Ritholtz believes that the financial industry is wedded to buy-and-hold in that it works out best from their own business perspective. However the path to active returns is tougher than it appears at first glance.
William Bernstein has noted that only a tiny fraction, 1 in 1000, investors have the skills to become truly competent investors. Let’s discount that figure and say 1 in 100 or 1 in 10 people have the ability to become good investors. If that is case, how does somebody figure out if they are in that small minority?
In short, very carefully.
Eric Falkenstein at Falkenblog has a post that takes a look the process investors should use to develop and test an investment methodology. The point being that many active investors don’t invest with any kind of plan (written or unwritten). He writes:
If you are going to invest this way, the best thing you can do is work out a system. Develop rules, test them, write them down, and at the end of the year, evaluate your results. If you fail, perhaps give it another year. But after a few years, if you underperform standard benchmarks (eg, the SPY ETF), then either get out of the market, or stop trading, an simply invest in the SPY.
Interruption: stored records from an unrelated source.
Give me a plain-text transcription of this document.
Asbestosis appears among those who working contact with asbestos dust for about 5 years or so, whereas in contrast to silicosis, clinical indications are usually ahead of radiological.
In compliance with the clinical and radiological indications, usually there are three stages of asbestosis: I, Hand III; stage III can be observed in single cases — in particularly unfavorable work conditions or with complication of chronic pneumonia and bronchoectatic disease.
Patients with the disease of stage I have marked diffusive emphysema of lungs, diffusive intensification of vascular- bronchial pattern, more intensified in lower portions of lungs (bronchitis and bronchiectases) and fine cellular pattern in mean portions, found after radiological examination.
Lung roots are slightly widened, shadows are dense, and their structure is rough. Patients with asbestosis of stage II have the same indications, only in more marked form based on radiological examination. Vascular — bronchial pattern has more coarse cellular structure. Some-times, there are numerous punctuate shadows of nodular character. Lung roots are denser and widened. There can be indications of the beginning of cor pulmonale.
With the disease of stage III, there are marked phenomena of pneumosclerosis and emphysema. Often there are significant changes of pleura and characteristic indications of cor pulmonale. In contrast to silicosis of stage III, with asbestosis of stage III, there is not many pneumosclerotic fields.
Falkenstein writes in more detail on how one might test a quantitative strategy or keep track of a fundamental process. The important thing being that you avoid an ad hoc decision stream that provides you no meaningful feedback on your investment acumen. The point being that this will help you decide whether you should be using an active strategy in the first place. To wit:
Remember, odds are you will fail as demonstrated by the fact that most retail investors do not outperform the market, and neither do professional money managers. Do not assume that simply trying hard, or wanting it, are sufficient, because every money manager really wants to outperform, and most work quite hard.
After some time (and bad experiences) some investors will come to feel that an active approach is not the right for them. James Picerno of the Capital Spectator believes that two rules can help any investor let alone one who is not expecting to materially outperform the indices. Picerno writes:
The world is filled with recommendations and research on what works best in the money game. But when you reduce the sea of study down to the essential lessons, we’re left with rule number one—diversify within and across asset classes, i.e., asset allocation—and number two—rebalance.
It is easy to complicate your investment life. The temptations are always out there, especially those that tap into our desire to hear unlikely stories of simple paths to success. Picerno again:
In short, Pay close attention to designing and managing the asset mix. Much of the world practices a far more complicated form of money management, but that doesn’t mean that greater complication leads to better results.
Investing isn’t easy. Even a streamlined process focused on asset allocation and rebalancing requires a series of decisions, each of which can be second-guessed in retrospect. What investors can’t do is keep kidding themselves that they have a viable alpha generating process when all they are doing is investing by the seat of their pants.